This is an archive of the discontinued LLVM Phabricator instance.

[lldb][CPlusPlusLanguage] Respect the step-avoid-regex for functions with auto return types
ClosedPublic

Authored by Michael137 on Oct 6 2022, 4:51 PM.

Details

Summary

Summary

The primary motivation for this patch is to make sure we handle
the step-in behaviour for functions in the std namespace which
have an auto return type. Currently the default step-avoid-regex
setting is ^std:: but LLDB will still step into template functions
with auto return types in the std namespace.

Details
When we hit a breakpoint and check whether we should stop, we call
into ThreadPlanStepInRange::FrameMatchesAvoidCriteria. We then ask
for the frame function name via SymbolContext::GetFunctionName(Mangled::ePreferDemangledWithoutArguments).
This ends up trying to parse the function name using CPlusPlusLanguage::MethodName::GetBasename which
parses the raw demangled name string.

CPlusPlusNameParser::ParseFunctionImpl calls ConsumeTypename to skip
the (in our case auto) return type of the demangled name (according to the
Itanium ABI this is a valid thing to encode into the mangled name). However,
ConsumeTypename doesn't strip out a plain auto identifier
(it will strip a `decltype(auto) return type though). So we are now left with
a basename that still has the return type in it, thus failing to match the ^std::
regex.

Example frame where the return type is still part of the function name:

Process 1234 stopped
* thread #1, stop reason = step in
    frame #0: 0x12345678 repro`auto std::test_return_auto<int>() at main.cpp:12:5
   9
   10   template <class>
   11   auto test_return_auto() {
-> 12       return 42;
   13   }

This is another case where the CPlusPlusNameParser breaks us in subtle ways
due to evolving C++ syntax. There are longer-term plans of replacing the hand-rolled
C++ parser with an alternative that uses the mangle tree API to do the parsing for us.

Testing

  • Added API and unit-tests
  • Adding support for ABI tags into the parser is a larger undertaking which we would rather solve properly by using libcxxabi's mangle tree parser

Diff Detail

Event Timeline

Michael137 created this revision.Oct 6 2022, 4:51 PM
Herald added a project: Restricted Project. · View Herald TranscriptOct 6 2022, 4:51 PM
Michael137 requested review of this revision.Oct 6 2022, 4:51 PM
Herald added a project: Restricted Project. · View Herald TranscriptOct 6 2022, 4:51 PM
Michael137 added inline comments.Oct 6 2022, 4:52 PM
lldb/unittests/Language/CPlusPlus/CPlusPlusLanguageTest.cpp
68–71

git clang-format

Michael137 edited the summary of this revision. (Show Details)Oct 6 2022, 4:58 PM
Michael137 edited the summary of this revision. (Show Details)
Michael137 edited the summary of this revision. (Show Details)Oct 6 2022, 5:00 PM
labath accepted this revision.Oct 10 2022, 3:08 AM

There are longer-term plans of replacing the hand-rolled C++ parser with an alternative that uses the mangle tree API to do the parsing for us.

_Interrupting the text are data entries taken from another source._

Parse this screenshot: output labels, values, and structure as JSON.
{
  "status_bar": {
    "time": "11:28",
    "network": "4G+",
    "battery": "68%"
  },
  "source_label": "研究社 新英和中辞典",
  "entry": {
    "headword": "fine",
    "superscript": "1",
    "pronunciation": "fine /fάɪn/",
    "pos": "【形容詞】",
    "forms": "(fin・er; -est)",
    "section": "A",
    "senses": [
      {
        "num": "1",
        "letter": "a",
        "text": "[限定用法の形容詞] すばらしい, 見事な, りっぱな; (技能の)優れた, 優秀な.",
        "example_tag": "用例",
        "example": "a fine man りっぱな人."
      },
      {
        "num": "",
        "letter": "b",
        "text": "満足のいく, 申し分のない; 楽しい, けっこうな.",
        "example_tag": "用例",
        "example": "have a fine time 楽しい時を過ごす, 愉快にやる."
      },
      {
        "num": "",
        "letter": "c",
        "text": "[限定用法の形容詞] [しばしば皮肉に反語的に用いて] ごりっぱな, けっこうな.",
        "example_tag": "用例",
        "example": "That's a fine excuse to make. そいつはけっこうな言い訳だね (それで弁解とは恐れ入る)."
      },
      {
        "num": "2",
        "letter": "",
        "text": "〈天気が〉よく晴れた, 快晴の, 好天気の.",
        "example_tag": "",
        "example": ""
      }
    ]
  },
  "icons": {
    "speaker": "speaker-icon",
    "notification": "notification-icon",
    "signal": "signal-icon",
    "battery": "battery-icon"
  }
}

You may be aware of this, but I feel I should mention that there are cases when a function just does not have a mangled name, either because it is in an extern "C" block, or because it was complied with --dwarf-linkage-names=Abstract (default for -gsce). In this case, we construct a fake demangled name from the DWARF debug info (the names of enclosing (DW_TAG_)namespaces, and the types for (DW_TAG_)formal_parameters. Of course, in this case, it makes even less sense to parse the resulting string, since we're the ones who constructed it in the first place. However, it may not be sufficient to assume that one can just start with a mangled name, and get everything out that way.

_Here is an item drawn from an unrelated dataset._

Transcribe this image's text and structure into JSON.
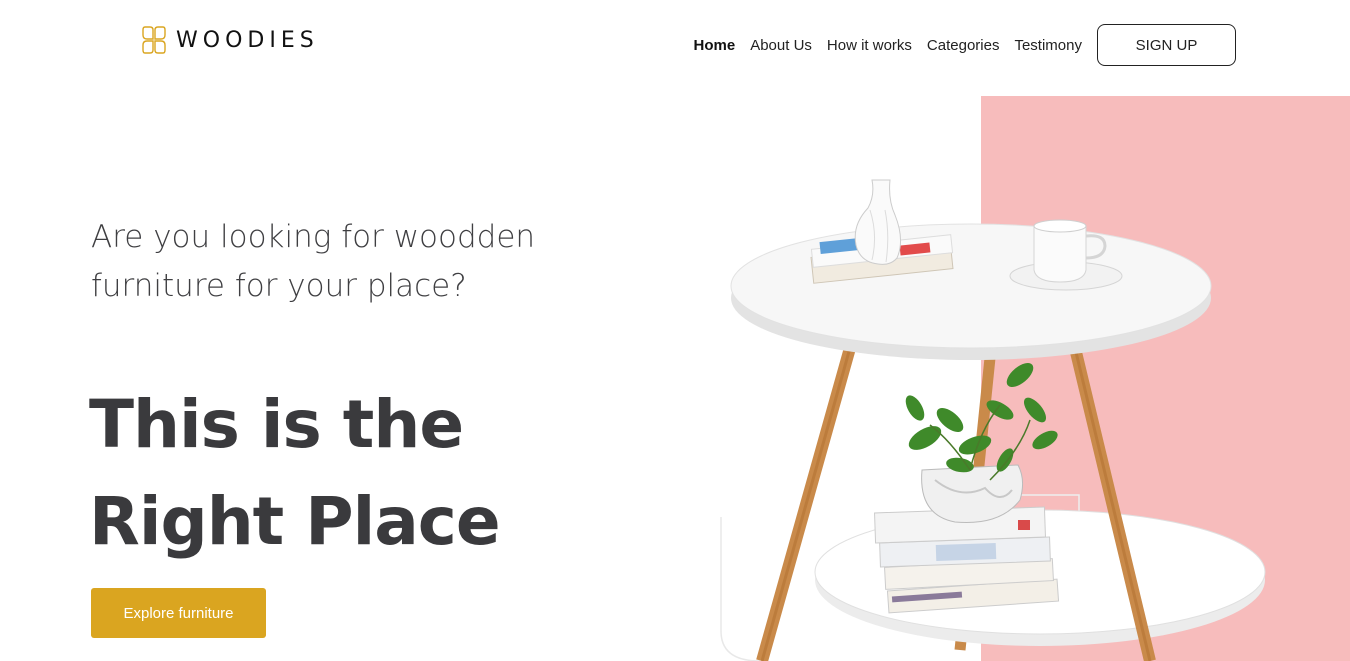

This revision is now accepted and ready to land.Oct 10 2022, 3:08 AM
  • Reword commit message
  • Remove redundant header from test

There are longer-term plans of replacing the hand-rolled C++ parser with an alternative that uses the mangle tree API to do the parsing for us.

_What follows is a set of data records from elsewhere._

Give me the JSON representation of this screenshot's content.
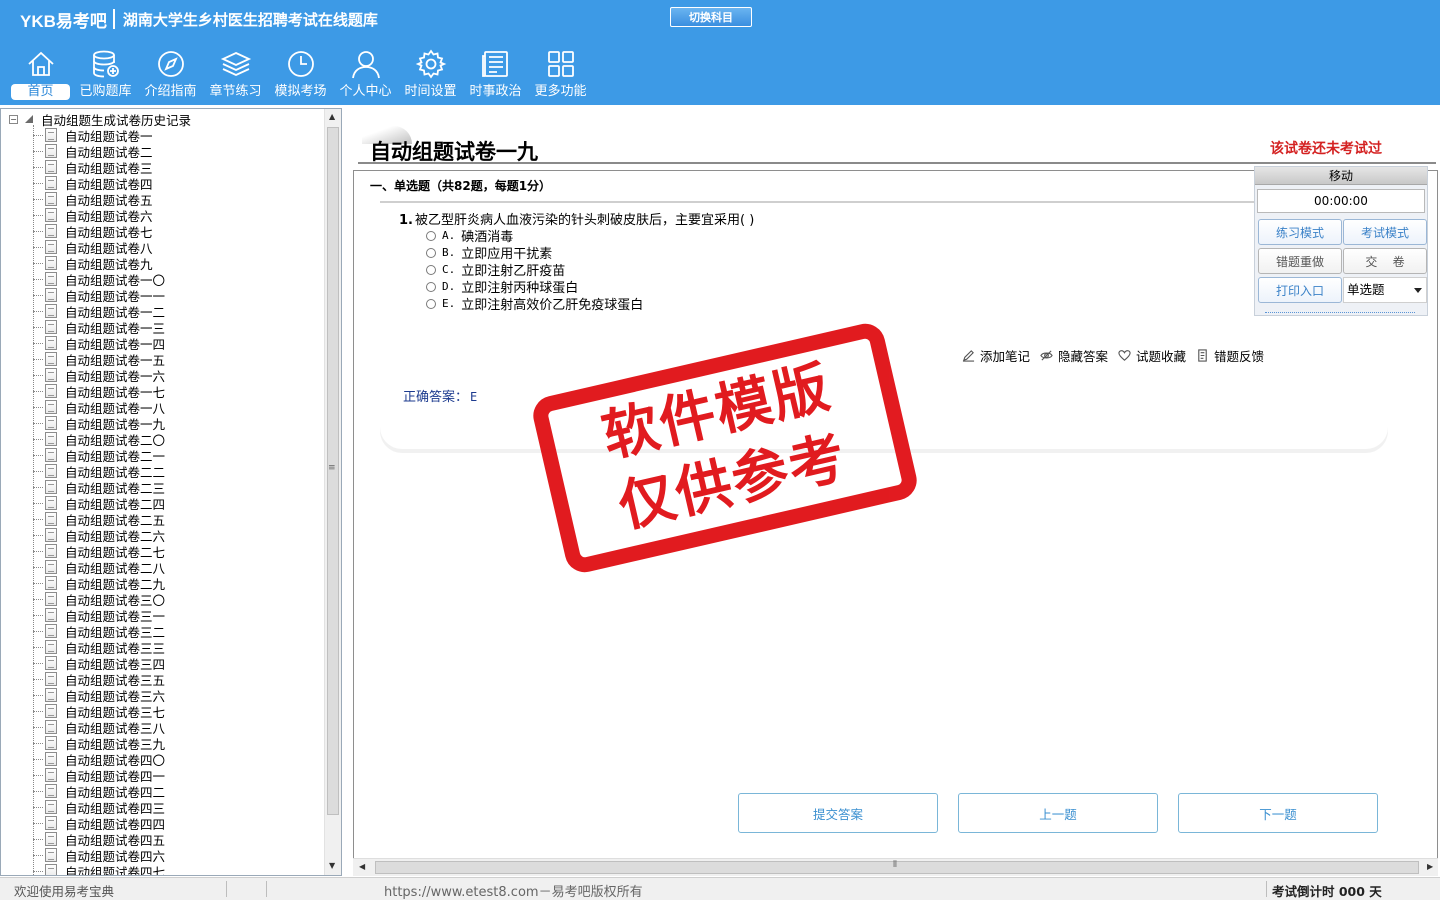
{
  "header": {
    "logo": "YKB易考吧",
    "app_title": "湖南大学生乡村医生招聘考试在线题库",
    "switch_subject": "切换科目",
    "nav": [
      {
        "label": "首页",
        "icon": "home-icon"
      },
      {
        "label": "已购题库",
        "icon": "database-icon"
      },
      {
        "label": "介绍指南",
        "icon": "compass-icon"
      },
      {
        "label": "章节练习",
        "icon": "layers-icon"
      },
      {
        "label": "模拟考场",
        "icon": "clock-icon"
      },
      {
        "label": "个人中心",
        "icon": "user-icon"
      },
      {
        "label": "时间设置",
        "icon": "gear-icon"
      },
      {
        "label": "时事政治",
        "icon": "news-icon"
      },
      {
        "label": "更多功能",
        "icon": "grid-icon"
      }
    ]
  },
  "tree": {
    "root": "自动组题生成试卷历史记录",
    "items": [
      "自动组题试卷一",
      "自动组题试卷二",
      "自动组题试卷三",
      "自动组题试卷四",
      "自动组题试卷五",
      "自动组题试卷六",
      "自动组题试卷七",
      "自动组题试卷八",
      "自动组题试卷九",
      "自动组题试卷一〇",
      "自动组题试卷一一",
      "自动组题试卷一二",
      "自动组题试卷一三",
      "自动组题试卷一四",
      "自动组题试卷一五",
      "自动组题试卷一六",
      "自动组题试卷一七",
      "自动组题试卷一八",
      "自动组题试卷一九",
      "自动组题试卷二〇",
      "自动组题试卷二一",
      "自动组题试卷二二",
      "自动组题试卷二三",
      "自动组题试卷二四",
      "自动组题试卷二五",
      "自动组题试卷二六",
      "自动组题试卷二七",
      "自动组题试卷二八",
      "自动组题试卷二九",
      "自动组题试卷三〇",
      "自动组题试卷三一",
      "自动组题试卷三二",
      "自动组题试卷三三",
      "自动组题试卷三四",
      "自动组题试卷三五",
      "自动组题试卷三六",
      "自动组题试卷三七",
      "自动组题试卷三八",
      "自动组题试卷三九",
      "自动组题试卷四〇",
      "自动组题试卷四一",
      "自动组题试卷四二",
      "自动组题试卷四三",
      "自动组题试卷四四",
      "自动组题试卷四五",
      "自动组题试卷四六",
      "自动组题试卷四七"
    ]
  },
  "main": {
    "paper_title": "自动组题试卷一九",
    "exam_status": "该试卷还未考试过",
    "section": "一、单选题（共82题，每题1分）",
    "question": {
      "number": "1.",
      "text": "被乙型肝炎病人血液污染的针头刺破皮肤后，主要宜采用( )",
      "options": [
        {
          "letter": "A.",
          "text": "碘酒消毒"
        },
        {
          "letter": "B.",
          "text": "立即应用干扰素"
        },
        {
          "letter": "C.",
          "text": "立即注射乙肝疫苗"
        },
        {
          "letter": "D.",
          "text": "立即注射丙种球蛋白"
        },
        {
          "letter": "E.",
          "text": "立即注射高效价乙肝免疫球蛋白"
        }
      ]
    },
    "actions": {
      "note": "添加笔记",
      "hide_answer": "隐藏答案",
      "favorite": "试题收藏",
      "feedback": "错题反馈"
    },
    "answer_label": "正确答案：",
    "answer_value": "E",
    "buttons": {
      "submit": "提交答案",
      "prev": "上一题",
      "next": "下一题"
    }
  },
  "control_panel": {
    "title": "移动",
    "timer": "00:00:00",
    "practice_mode": "练习模式",
    "exam_mode": "考试模式",
    "redo_wrong": "错题重做",
    "hand_in": "交    卷",
    "print": "打印入口",
    "question_type": "单选题"
  },
  "stamp": {
    "line1": "软件模版",
    "line2": "仅供参考"
  },
  "statusbar": {
    "welcome": "欢迎使用易考宝典",
    "copyright": "https://www.etest8.com－易考吧版权所有",
    "countdown": "考试倒计时 000 天"
  },
  "colors": {
    "header_bg": "#3d9ae6",
    "status_red": "#d42222",
    "answer_blue": "#1d3b8f",
    "stamp_red": "#e00f14"
  }
}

You may be aware of this, but I feel I should mention that there are cases when a function just does not have a mangled name, either because it is in an extern "C" block, or because it was complied with --dwarf-linkage-names=Abstract (default for -gsce). In this case, we construct a fake demangled name from the DWARF debug info (the names of enclosing (DW_TAG_)namespaces, and the types for (DW_TAG_)formal_parameters. Of course, in this case, it makes even less sense to parse the resulting string, since we're the ones who constructed it in the first place. However, it may not be sufficient to assume that one can just start with a mangled name, and get everything out that way.

Good points, thanks! Didn't know about the --dwarf-linkage-names=Abstract option

Looks like this change broke the windows lldb bot: https://lab.llvm.org/buildbot/#/builders/83/builds/24631

I thought I had skipped it on Windows. Will fix now